A great definition of NoSQL comes from nosql-database.org, which defines the term as:
Next generation databases mostly addressing some of the following points: being non-relational, distributed, open-source and horizontally scalable. The original intention has been modern web-scale databases. Often more characteristics apply such as: schema-free, easy replication support, simple API, eventually consistent / BASE (not ACID), a huge amount of data and more.
The History and Roots of NoSQL
Just to get a bit more confusing, there is a RDBMS called NoSQL. It has its roots in the 1990s and was created by Carl Strozzi. This is actually completely different; it's a relational system, but without an SQL interface. Strozzi has commented that what is currently known as NoSQL should actually have been called "NoREL," or something to that effect.
The modern-day movement of NoSQL that we are concerned with revolves around IT giants like Facebook, Google and Amazon, and their need for a database that can scale with the enormous amounts of data they were producing. Of course, the buzzword for this has evolved into what is known as big data, of which NoSQL is a huge part. (To learn more, read The Evolution of Big Data.)
Without getting too specific about the dates, in the 2000s, but especially the last half of the decade, nearly every major web company was involved in NoSQL in one way or another, with database management systems such as BigTable, CouchDB, Amazon Dynamo, MongoDB, Cassandra and Hadoop, among many, many others (see a history here, and a great listing here). What kicked off the NoSQL name was its use by a Rackspace employee by the name of Eric Evans in 2009. He used the name for a meetup regarding "open source, distributed, non-relational databases." After that, the name just stuck.
Why Use NoSQL?
Why do we use NoSQL at all when we have our good, old RDBMSs? The answer is, in some cases, a RDBMS does not suffice, while in others it is overkill. Here are a few drawbacks to relational databases that can make NoSQL a better solution:
- An application might need to store data in a hierarchical network or tree structure.

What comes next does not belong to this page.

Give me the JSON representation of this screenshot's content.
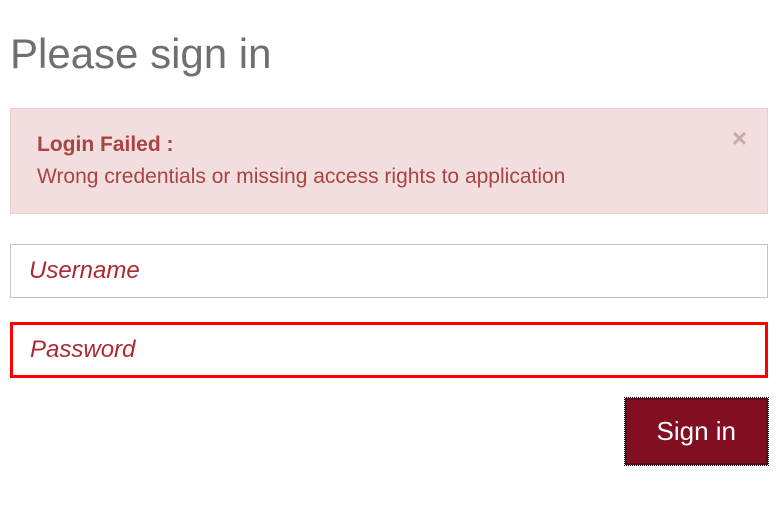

- You might just want to store the elements of the application in a persistent storage consistently, but RDBMS can be pretty expensive in terms of cost and resources.
- NoSQL fits best when the application entities need a query capability in them.
- RDBMS might fail if you are working on a distributed database or on a cloud-based application for availability and durability.
- NoSQL does not require a rigid schema definition or the storage of metadata to supplement the existing data.
The key thing to understand is that there was a need driven by the massive amounts of data and the change in how databases were required. As the web got more social, it wasn't just about reads, but writes, and how to scale that. In these instances, NoSQL is superior to a more traditional RDBMS.
The Bottom Line on NoSQL
Following in the footsteps of internet giants, many companies and organizations that deal with massive chunks of data are using NoSQL along with their existing DBMSs for higher performance and efficiency. If you are dealing with high-volume web applications, you'll probably need a strong understanding of NoSQL.
For smaller organizations, the value of NoSQL isn't quite as strong, especially since there are serious challenges in terms of implementing it, including lack of support, expertise, administration, analytics and business intelligence. The fact of the matter is that the average small business isn't generating petabytes of data every day. That said, NoSQL's popularity is growing, and is likely to continue to be an increasingly important tool and skill for database managers, so it doesn't hurt to at least know the basics.